▶'OMISSION': Regarding the topic, the lack of multiple definitions in the DSL* (as noted above) doesn't preclude or eliminate such reference elsewhere in the California Civil Code, as in Civil Code §5800 - §5810where you will find the word 'omission' mentioned nine (9) times. In fact, to better understand the application of ''omission' as that term relates to board duties, you probably need to do a thorough SEARCH of the term on multiple state law and HOA sites.
The ALTACITIES SEARCH LINK may assist this task. Legal case law also needs to be reviewed and that, again, must be done on a case-by-case basis. That's why volunteer HOA boards are so dependent upon evaluation of possible 'errors and omissions' by their own legal counsel. Also, this reality partially explains why a simple search for HOA ATTORNEY will produce some 798,000 results, as in this example.
Stands to reason that in every area of HOA management and control there will be omissions from time to time. What might those omissions include (partial list):
1) Failure to enforce CC&Rs on a uniform basis as these apply both to homeowners and to other affected parties (i.e., a neighboring golf course located with the confines of the HOA property)

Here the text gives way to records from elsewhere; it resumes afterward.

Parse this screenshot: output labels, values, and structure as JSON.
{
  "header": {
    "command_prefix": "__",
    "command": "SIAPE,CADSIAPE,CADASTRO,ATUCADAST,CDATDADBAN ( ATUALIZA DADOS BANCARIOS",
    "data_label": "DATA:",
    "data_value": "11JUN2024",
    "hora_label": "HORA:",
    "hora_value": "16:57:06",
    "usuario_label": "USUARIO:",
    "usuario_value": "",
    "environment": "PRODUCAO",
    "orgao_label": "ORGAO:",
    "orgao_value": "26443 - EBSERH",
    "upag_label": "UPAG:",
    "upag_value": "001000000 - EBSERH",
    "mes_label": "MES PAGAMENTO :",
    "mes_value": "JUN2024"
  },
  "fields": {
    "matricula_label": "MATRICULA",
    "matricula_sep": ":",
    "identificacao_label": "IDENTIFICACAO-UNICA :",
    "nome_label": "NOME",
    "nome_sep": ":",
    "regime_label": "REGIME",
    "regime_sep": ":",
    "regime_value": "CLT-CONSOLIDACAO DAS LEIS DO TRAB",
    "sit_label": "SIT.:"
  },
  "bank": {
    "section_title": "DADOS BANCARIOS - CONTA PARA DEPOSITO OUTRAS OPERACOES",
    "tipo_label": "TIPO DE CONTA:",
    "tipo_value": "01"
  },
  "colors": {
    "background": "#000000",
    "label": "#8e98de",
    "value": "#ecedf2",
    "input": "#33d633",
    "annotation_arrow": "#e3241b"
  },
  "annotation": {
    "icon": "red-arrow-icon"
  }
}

2) Failure to change CC&Rs or governing documents entirely during a transition of leadership (i.e., when the property developer transfers title of the development to the nonprofit HOA)
3) Failure to hold prescribed meetings of advisory committees (like Rules & Regulations) on the schedule as outlined in the committee charter
4) Failure to notify homeowners of a pending special or emergency assessment without open forums to explain the case
5) Failure to limit Board Executive Sessions, resulting in discussion and votes on topics outside of the Davis-Stirling Law guidelines for private session topics
Of course, even when homeowners discover omissions by the board or management, there are significant hurdles and restraints to seek remedy, mediation, and resolution. Lack of HOA governance transparency and openness means to effect accountability, if not due-diligence, generally cited as the common impediments for homeowners who wish to right the ship of state.
Regarding transparency, at least, it is worthwhile to consider the following opinion:
"Invasion of Privacy: ... example is when a director takes private information from executive session and leaks it to the membership in the name of 'transparency' because members have a 'right' to know. Actually, they don't." ~ www.davis-stirling.com
The HOA legal counsel that offers this opinion about the lack of a homeowner right to transparency is, of course, giving an opinion. And actually, the attorney is probably right. This is a private government and, as such, we have to ask how many private enterprises practice or effect true transparency in their affairs, most of all, their top-level management?
However, we know that the Davis-Stirling Law in California specifies a list of 6 items that are permitted to be covered in private, closed Executive Session. So, the correct conclusion would be that matters not on this LIST would be reserved for general, open meetings, where transparency is necessary.
Therefore, transparency is qualified and specified, but it is not prohibited.